William Farnsworth
William Farnsworth
William Mason Farnsworth, age 19, was recently ordered to carry out two concurrent 14-48 month prison sentences after admitting to nine violations of his probation resulting in the revoking of a previously granted diversion program.

In August 2020, Farnsworth pleaded guilty to three felony charges; he was granted a deferral of judgment with probation for 36 months with the opportunity to avoid all three felonies if successfully completed.  

After Farnsworth’s diversion program request was granted on all three felonies, he was ordered to complete the Humboldt County Adult Drug Court program as a condition of his 36-month probation term.

The penalty for possession of a stolen firearm, category B felony includes 1-10 years in prison and a maximum $10,000 fine with probation eligibility. 

The penalty for category C felony buying or receiving stolen goods charge includes on to five years in prison, a maximum $10,000 fine and probation eligibility. 

The penalty for Farnsworth’s final felony, a category E possession of methamphetamine charge includes one to four years in prison with mandatory probation in Nevada. 

In a recent court hearing, Farnsworth admitted to nine separate probation violations, including using controlled substances. 

Humboldt County Public Defender Matthew Stermitz asked that Farnsworth be given another chance at probation with treatment. 

Farnsworth did not make a request or statement to the judge during his opportunity to do so in his probation violation plea hearing.

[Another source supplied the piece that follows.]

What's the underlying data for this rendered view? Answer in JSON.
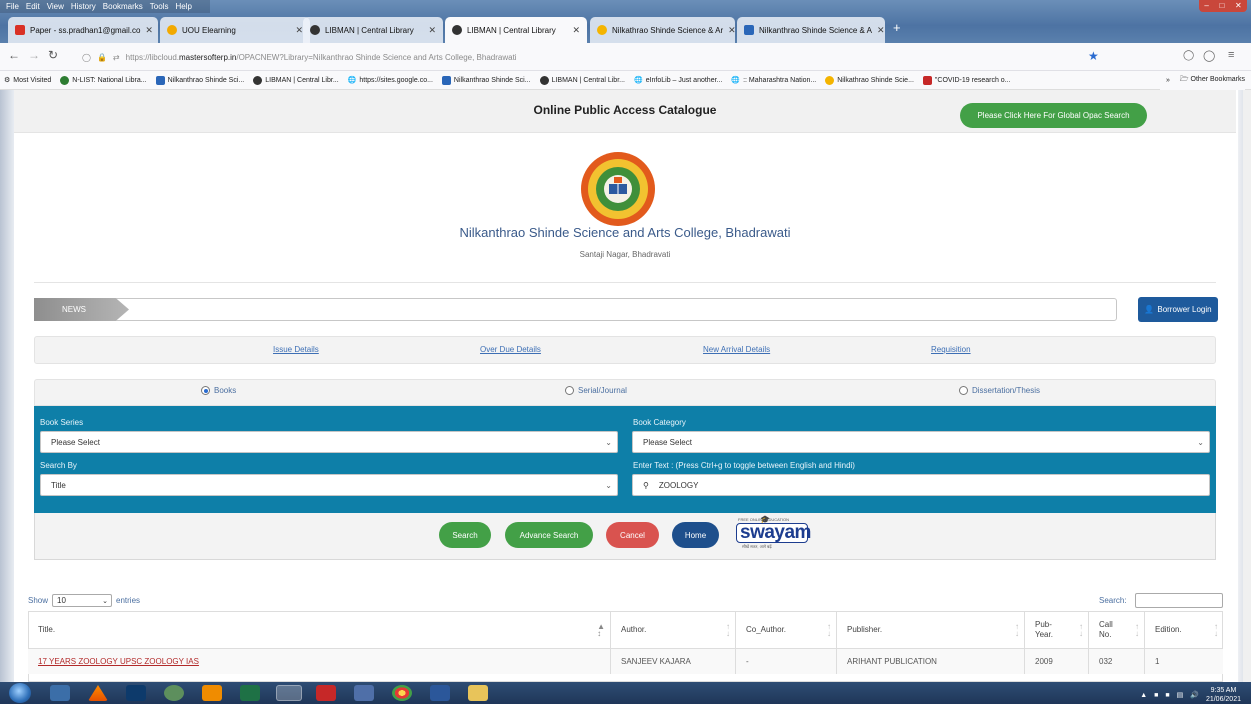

On the category B felony charge, Sixth Judicial District Court Judge Michael Montero ordered Farnsworth to serve 14-48 months in prison with 42 days credit for time served and pay a $250 public defender fee, $153 DNA collection & analysis fee and $25 administrative assessment. 

On the category C felony charge, Farnsworth was ordered to serve 14-48 months in prison with 82 days credit for time served and pay a $250 public defender fee, $25 administrative assessment fee and $3 DNA collection fee, with the prison time to run concurrently with the first prison sentence. 

“It’s unfortunate, we’re dealing with a 19-year old man who had these three felony cases come within rapid succession of one another and was given the opportunity to avoid all felonies, to be provided treatment in adult drug court,” said Montero. “And due to these violations and as a result of some of these facts he was removed from the drug court program and that’s why we’re here today.”